A aposentada é uma das principais jardineiras eletrônicas de um site ligado ao projeto SOS Mata Atlântica, em que internautas podem plantar árvores bancadas por empresas. Ações simples como essa são cada vez mais comuns e se transformaram em uma maneira rápida e prática de aliviar a culpa ecológica.
São "atos de contrição eletrônica", na definição do psicanalista Jorge Forbes, 56. Ele lembra que, há 30 anos, as pessoas iam à igreja, falavam o que tinham cometido, rezavam e comungavam até voltar a pecar. "Essas são as mesmas pessoas que hoje deletam o pecado pelo plantio de árvores na internet. Limpo minha semana perversa com uma boa ação. É uma tremenda descarga de responsabilidade", diz Forbes.
Ninguém duvida que o aquecimento global seja um problema. Provoca derretimento de geleiras, elevação do nível dos mares, inundações e muita, muita culpa. Culpa por atividades cotidianas, como andar de carro, que polui e destrói a camada de ozônio, e até tomar um banho longo, que põe em risco um recurso finito.
Para Eda Tassara, 68, coordenadora do Laboratório de Psicologia Sócio-Ambiental e Intervenção da USP, o debate, em vez se transformar numa discussão sobre a mudança de hábito dos consumidores, foi canalizado para as catástrofes. Portanto, é natural que as pessoas se sintam culpadas e impotentes. E reajam com respostas imediatas, como clicar num site ecológico.
Festa sem carbono
O casal de arquitetos Renato Barandier, 27, e Izabella Lentino, 30, preferiu ir além da mesa do computador. No final de outubro, eles vão fazer de seu casamento, em Niterói (RJ), um evento "carbon free" -para usar um termo tão em voga.
"Quando pensamos nos caminhões trazendo vinho do Sul, nos convidados vindos da Alemanha e de Brasília, achamos que tínhamos de fazer alguma coisa para compensar o impacto", diz Renato.
Para minimizar o estrago ambiental provocado pela união, eles irão plantar árvores. Quantas, o casal ainda não sabe. Eles contrataram a empresa Carbono Neutro para fazer a conta.
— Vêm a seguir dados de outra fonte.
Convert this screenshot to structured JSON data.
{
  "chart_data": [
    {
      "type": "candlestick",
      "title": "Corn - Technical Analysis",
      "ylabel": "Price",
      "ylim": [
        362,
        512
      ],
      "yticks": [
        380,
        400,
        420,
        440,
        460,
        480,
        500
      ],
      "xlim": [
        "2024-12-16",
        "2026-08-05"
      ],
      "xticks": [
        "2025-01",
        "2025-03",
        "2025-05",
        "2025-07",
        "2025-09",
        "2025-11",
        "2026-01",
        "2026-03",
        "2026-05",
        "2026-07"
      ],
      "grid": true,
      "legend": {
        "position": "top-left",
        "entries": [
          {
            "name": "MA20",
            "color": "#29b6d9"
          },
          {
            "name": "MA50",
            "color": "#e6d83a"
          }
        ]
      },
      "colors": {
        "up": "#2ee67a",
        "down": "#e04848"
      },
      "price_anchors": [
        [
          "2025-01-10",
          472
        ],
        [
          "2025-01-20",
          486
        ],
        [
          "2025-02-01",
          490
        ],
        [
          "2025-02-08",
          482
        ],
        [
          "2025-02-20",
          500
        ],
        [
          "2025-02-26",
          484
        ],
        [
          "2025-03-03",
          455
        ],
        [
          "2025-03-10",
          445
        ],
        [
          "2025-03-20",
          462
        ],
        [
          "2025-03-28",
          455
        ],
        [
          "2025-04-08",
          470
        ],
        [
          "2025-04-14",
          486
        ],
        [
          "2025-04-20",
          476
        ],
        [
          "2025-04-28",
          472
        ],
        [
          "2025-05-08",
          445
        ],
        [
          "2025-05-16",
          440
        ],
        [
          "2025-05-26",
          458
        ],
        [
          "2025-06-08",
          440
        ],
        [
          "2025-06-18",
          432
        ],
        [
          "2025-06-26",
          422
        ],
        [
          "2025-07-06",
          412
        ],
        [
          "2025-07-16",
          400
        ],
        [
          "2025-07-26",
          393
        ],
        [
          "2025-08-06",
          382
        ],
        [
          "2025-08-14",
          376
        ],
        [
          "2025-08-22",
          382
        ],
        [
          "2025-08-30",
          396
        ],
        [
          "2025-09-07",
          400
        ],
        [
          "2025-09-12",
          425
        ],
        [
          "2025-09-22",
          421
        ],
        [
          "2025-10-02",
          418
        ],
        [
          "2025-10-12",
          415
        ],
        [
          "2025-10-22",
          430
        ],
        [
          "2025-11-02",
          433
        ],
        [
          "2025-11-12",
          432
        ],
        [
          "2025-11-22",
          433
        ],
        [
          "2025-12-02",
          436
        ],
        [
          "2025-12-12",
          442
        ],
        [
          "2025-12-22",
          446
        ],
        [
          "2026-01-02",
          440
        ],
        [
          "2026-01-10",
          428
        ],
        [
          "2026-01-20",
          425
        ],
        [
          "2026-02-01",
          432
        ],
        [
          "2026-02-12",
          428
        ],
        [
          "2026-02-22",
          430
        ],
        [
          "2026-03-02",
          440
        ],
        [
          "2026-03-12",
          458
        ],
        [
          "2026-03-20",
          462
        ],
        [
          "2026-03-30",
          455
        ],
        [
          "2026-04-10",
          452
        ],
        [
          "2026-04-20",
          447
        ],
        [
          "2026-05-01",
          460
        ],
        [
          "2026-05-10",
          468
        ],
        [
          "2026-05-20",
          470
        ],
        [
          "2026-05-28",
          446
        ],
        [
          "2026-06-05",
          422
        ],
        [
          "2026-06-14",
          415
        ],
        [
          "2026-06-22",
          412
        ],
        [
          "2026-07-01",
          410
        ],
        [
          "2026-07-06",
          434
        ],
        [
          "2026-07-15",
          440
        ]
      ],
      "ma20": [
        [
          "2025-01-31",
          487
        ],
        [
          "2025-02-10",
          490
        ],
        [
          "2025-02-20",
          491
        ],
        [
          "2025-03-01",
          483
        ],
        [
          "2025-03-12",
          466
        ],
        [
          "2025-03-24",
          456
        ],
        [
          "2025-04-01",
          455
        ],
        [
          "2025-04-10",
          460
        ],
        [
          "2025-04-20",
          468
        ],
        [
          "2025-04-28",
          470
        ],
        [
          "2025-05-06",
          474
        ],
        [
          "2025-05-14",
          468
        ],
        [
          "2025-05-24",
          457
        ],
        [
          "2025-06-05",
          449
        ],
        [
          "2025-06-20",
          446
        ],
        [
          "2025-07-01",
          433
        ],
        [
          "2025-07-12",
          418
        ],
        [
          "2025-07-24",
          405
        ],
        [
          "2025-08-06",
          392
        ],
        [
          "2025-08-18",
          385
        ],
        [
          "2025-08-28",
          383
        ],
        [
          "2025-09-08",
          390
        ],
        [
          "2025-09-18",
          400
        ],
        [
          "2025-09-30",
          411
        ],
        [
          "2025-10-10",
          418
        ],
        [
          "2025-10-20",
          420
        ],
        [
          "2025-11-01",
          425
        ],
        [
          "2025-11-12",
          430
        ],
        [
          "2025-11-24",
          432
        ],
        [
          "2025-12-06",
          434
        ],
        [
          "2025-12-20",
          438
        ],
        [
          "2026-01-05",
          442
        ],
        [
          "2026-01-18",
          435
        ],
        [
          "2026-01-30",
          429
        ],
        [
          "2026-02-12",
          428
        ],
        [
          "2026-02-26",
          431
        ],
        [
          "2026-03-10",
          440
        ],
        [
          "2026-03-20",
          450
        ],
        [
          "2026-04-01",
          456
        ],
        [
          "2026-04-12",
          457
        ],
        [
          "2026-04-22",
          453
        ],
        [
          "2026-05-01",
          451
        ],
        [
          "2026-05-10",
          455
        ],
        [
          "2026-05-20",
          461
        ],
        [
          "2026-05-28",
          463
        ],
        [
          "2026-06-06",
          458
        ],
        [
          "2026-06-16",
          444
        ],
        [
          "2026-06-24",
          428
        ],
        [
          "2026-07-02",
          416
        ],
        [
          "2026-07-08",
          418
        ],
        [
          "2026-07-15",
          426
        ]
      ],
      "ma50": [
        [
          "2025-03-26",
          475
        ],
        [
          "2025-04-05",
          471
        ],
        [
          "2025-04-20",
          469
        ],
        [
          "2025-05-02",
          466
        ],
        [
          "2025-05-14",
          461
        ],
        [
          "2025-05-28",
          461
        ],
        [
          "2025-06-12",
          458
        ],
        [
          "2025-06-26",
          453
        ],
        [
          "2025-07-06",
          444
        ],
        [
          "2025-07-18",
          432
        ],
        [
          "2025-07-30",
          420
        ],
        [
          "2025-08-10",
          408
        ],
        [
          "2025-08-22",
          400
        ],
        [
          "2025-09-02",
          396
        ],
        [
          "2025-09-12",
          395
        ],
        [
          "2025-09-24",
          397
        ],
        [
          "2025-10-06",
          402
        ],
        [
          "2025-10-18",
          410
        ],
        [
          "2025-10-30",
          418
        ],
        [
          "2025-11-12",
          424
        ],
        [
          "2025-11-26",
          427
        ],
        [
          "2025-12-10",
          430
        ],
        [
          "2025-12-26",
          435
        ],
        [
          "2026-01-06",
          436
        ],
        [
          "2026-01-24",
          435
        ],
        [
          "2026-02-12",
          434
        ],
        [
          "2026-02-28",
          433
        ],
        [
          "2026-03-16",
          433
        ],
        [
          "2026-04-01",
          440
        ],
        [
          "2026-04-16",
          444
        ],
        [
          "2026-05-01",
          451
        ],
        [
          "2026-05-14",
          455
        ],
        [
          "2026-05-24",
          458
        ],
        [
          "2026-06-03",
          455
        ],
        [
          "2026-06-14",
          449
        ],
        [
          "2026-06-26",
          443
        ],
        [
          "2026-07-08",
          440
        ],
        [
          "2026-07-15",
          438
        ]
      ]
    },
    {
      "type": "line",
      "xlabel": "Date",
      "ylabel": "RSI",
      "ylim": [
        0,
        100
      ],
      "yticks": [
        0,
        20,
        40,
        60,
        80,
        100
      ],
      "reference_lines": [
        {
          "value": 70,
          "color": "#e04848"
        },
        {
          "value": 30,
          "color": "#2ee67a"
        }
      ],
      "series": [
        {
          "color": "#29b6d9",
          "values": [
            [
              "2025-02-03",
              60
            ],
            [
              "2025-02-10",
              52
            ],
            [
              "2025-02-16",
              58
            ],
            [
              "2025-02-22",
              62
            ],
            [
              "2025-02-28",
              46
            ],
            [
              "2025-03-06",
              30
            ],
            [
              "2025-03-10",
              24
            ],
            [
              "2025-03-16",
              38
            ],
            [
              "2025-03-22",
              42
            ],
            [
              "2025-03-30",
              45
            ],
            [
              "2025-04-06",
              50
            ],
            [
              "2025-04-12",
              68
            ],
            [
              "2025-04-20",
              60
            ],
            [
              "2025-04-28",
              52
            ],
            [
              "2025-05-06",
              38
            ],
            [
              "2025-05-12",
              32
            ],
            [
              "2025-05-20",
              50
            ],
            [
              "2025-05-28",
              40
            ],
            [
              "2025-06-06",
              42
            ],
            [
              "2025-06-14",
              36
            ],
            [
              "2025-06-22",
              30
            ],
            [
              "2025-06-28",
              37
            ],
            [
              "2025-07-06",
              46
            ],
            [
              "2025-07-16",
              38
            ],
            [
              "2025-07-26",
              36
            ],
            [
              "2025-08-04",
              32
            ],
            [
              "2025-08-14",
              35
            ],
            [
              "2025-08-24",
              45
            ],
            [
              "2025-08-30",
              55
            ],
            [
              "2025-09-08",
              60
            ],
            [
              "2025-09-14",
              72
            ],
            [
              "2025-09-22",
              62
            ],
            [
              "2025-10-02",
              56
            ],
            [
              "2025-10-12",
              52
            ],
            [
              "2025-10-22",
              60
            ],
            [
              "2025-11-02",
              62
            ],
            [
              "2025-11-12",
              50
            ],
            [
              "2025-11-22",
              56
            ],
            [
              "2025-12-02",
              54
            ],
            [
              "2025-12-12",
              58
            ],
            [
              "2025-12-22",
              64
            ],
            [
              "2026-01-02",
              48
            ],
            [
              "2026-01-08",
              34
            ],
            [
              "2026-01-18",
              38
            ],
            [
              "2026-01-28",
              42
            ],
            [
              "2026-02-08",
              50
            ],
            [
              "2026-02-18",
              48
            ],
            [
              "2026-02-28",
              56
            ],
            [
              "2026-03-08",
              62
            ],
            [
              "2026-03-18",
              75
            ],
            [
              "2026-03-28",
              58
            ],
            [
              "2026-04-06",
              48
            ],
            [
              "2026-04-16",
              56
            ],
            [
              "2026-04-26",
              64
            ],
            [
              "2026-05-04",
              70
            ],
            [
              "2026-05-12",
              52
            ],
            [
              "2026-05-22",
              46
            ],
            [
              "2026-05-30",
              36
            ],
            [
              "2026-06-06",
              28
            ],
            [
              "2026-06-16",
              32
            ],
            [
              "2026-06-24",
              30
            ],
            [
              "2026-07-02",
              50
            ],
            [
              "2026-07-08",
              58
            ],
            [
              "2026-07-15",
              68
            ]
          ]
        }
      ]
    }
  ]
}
Plantio e acompanhamento do crescimento das plantas também serão de responsabilidade da empresa.
"Só queremos que as pessoas saibam que pequenas ações também têm impactos simples de serem compensados sem esforços", explica Renato.
Assim como o casal, tem muita personalidade divulgando a causa verde. O ator Leonardo diCaprio produziu um documentário sobre a crise ambiental, assim como Al Gore, o garoto-propaganda da causa. Foi exatamente a visita de Gore ao Brasil quem incentivou a estréia ecológica do taxista João Batista Santos, 43. "Só se falava em aquecimento global, essas coisas. Me senti responsável por parte do problema. Não quero parar de dirigir. Como vou fazer a minha parte?"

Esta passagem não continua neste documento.